Birmingham’s long-awaited National Monument Dedication set for Saturday
The National Park Service and the city of Birmingham on Saturday will host a community celebration marking the establishment of the Birmingham Civil Rights National Monument.
The dedication event – which will include the National Trust for Historic Preservation – will take place from 1 p.m. to 4 p.m. outside the Birmingham Civil Rights Institute. The event is free and open to the public.
“It is a great honor to see the start of the Birmingham Civil Rights National Monument,” said Mayor William Bell. “Every milestone in this process continues to push the city forward and continues to build awareness of the civil rights movement overall in Birmingham.”
U.S. Rep. Terri Sewell said April 15 is a “day of formal celebration” for the city and country.
“It’s about Birmingham taking its proper place in American history as ground zero for the fight for civil rights, which, in my mind, has led to a global fight, an international fight, for human rights,” Sewell said. “I’ve always believed that we as Alabamians have to embrace our painful past and tell our stories.”
Sewell added, “It’s so important that we not only tell our own stories, because others will tell it and they may not tell it in the same way, but also because we preserve this history for future generations.”
Years in the making
Sewell and Bell spent many hours over the past several years working to establish the Civil Rights National Monument, which will add another tourist location to downtown Birmingham’s growing list of attractions, including Regions Field, the BJCC Legacy Arena, the Uptown entertainment district and the upcoming Topgolf entertainment venue.
The Birmingham Civil Rights National Monument was established as a unit of the National Park System by President Barack Obama’s proclamation on Jan. 12, 2017, in recognition of the nationally significant events that took place in Birmingham in 1963.
“We look forward to dedicating the new Birmingham Civil Rights National Monument with our partners who were central to the park’s establishment,” said Stan Austin, National Park Service regional director. “The park preserves and interprets an important chapter in America’s modern civil rights movement.”
More than 20,000 National Park Service employees care for America’s 417 national parks and work with communities across the nation to help preserve local history.
Being designated a national monument “allows us to be a part of the National Park System, which will preserve the history of Birmingham and civil rights,” Sewell said. “It’s a tribute to the foot soldiers, civil rights activists and the community of Birmingham for the pivotal role it helped play in civil rights.”
What’s in the monument
The Birmingham Civil Rights National Monument encompasses roughly four city blocks, including:
- The A.G. Gaston Motel, which served as headquarters for the Birmingham campaign.
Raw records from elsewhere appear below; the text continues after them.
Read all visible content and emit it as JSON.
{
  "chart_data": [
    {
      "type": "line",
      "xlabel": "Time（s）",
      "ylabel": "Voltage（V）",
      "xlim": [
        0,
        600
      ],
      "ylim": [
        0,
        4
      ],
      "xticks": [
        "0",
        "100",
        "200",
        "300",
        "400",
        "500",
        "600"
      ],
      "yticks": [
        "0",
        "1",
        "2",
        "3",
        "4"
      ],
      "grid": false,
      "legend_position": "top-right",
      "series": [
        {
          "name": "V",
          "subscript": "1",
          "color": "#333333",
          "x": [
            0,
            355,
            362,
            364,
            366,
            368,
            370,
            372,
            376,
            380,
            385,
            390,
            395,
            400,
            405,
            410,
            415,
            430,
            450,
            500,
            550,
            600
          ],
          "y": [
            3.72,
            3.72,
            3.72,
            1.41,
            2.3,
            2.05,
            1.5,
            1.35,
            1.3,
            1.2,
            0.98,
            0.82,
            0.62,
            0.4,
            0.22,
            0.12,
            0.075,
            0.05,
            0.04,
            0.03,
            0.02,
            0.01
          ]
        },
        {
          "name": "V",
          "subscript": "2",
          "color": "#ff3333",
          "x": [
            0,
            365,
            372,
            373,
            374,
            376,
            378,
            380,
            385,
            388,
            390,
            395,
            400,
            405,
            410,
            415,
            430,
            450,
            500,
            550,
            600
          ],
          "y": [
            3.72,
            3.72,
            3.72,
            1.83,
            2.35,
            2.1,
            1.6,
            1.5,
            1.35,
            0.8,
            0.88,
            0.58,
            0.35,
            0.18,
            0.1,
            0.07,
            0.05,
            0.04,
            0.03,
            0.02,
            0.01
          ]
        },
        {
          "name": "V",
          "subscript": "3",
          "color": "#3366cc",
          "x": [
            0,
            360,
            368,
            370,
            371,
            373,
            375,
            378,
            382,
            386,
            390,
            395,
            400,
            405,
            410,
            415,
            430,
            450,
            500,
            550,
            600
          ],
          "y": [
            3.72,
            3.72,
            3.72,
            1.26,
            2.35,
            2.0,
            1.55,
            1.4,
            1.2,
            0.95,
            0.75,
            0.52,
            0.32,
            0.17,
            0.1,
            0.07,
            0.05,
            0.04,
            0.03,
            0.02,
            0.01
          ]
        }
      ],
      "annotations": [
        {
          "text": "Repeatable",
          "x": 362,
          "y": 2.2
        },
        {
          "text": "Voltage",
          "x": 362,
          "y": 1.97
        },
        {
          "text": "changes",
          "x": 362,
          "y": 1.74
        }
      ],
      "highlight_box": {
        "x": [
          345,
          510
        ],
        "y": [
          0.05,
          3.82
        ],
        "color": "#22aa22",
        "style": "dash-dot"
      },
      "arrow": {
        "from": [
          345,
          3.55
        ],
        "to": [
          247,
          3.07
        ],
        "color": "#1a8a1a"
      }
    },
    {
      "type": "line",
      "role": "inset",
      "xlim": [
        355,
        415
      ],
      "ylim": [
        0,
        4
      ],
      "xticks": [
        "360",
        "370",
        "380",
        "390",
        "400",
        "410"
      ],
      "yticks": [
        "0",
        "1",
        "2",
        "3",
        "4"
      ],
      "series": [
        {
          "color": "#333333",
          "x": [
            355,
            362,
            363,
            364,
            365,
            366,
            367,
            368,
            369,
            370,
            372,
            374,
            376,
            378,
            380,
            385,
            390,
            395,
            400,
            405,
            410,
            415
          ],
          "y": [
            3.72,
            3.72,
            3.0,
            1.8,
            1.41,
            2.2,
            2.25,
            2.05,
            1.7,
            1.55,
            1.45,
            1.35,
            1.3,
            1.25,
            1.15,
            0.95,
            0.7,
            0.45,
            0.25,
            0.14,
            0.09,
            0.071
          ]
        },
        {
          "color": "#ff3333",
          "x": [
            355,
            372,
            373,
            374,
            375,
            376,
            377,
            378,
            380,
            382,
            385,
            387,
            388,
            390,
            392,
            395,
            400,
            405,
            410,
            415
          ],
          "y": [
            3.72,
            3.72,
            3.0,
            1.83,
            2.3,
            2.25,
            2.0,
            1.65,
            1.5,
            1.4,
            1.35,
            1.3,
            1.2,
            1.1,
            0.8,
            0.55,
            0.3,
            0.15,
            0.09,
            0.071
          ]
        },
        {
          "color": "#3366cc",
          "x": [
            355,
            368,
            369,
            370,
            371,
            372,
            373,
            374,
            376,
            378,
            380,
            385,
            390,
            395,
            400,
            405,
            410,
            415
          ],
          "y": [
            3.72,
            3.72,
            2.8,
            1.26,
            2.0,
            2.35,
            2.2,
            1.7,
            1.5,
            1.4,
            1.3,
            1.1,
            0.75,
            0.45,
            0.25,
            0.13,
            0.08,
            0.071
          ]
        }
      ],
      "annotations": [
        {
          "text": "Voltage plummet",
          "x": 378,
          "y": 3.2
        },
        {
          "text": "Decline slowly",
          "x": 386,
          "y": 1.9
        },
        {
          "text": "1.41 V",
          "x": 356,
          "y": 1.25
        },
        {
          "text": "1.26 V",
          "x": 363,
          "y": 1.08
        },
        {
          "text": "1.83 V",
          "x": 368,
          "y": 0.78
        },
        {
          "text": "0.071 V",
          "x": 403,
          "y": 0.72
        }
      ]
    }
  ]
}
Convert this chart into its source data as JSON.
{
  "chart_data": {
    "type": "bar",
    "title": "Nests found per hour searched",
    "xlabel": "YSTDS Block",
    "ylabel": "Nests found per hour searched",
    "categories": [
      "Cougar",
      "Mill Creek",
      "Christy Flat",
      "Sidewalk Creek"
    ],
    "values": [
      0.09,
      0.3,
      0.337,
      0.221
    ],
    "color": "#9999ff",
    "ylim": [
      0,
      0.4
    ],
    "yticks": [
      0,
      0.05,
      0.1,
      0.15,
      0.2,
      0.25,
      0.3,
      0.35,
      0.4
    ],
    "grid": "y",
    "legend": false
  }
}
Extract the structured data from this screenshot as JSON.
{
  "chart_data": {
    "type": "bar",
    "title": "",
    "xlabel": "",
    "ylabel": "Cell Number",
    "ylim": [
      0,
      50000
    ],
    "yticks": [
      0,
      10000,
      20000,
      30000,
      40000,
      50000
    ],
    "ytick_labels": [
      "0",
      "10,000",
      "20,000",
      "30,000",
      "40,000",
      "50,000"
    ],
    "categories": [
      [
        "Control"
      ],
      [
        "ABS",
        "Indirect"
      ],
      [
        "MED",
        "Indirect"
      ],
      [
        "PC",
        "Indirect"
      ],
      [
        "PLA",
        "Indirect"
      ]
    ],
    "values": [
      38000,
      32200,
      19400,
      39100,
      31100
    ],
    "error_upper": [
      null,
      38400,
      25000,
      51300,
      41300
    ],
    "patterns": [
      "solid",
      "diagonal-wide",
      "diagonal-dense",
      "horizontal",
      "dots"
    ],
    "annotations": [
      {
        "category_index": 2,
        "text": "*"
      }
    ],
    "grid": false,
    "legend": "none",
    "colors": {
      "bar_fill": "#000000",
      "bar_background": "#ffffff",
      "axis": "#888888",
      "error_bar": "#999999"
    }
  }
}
- 16th Street Baptist Church, target of the September 1963 bombing that killed four young girls who were preparing for Sunday school. This act of domestic terrorism became a galvanizing force for the passage of the Civil Rights Act of 1964. (The church is privately owned and has an active congregation.)
- Kelly Ingram Park, where protesters, including many children, were violently disrupted by police dogs and powerful water cannons. Images of the brutal police response to peaceful protesters spread across the country through the media, shocking the conscience of the nation and the world.
- 4th Avenue Historic District sites, listed in the National Register of Historic Places, were the retail and entertainment center for black-owned businesses serving African-American customers during Birmingham’s extended period of forced segregation.
- Bethel Baptist Church, six miles north of the city center, is noted for its significant association with the Rev. Fred Shuttlesworth. It was the headquarters of the Alabama Christian Movement for Human Rights led by Shuttlesworth and was bombed three times – in 1956, 1958 and 1962. (The church is privately owned and has an active congregation.)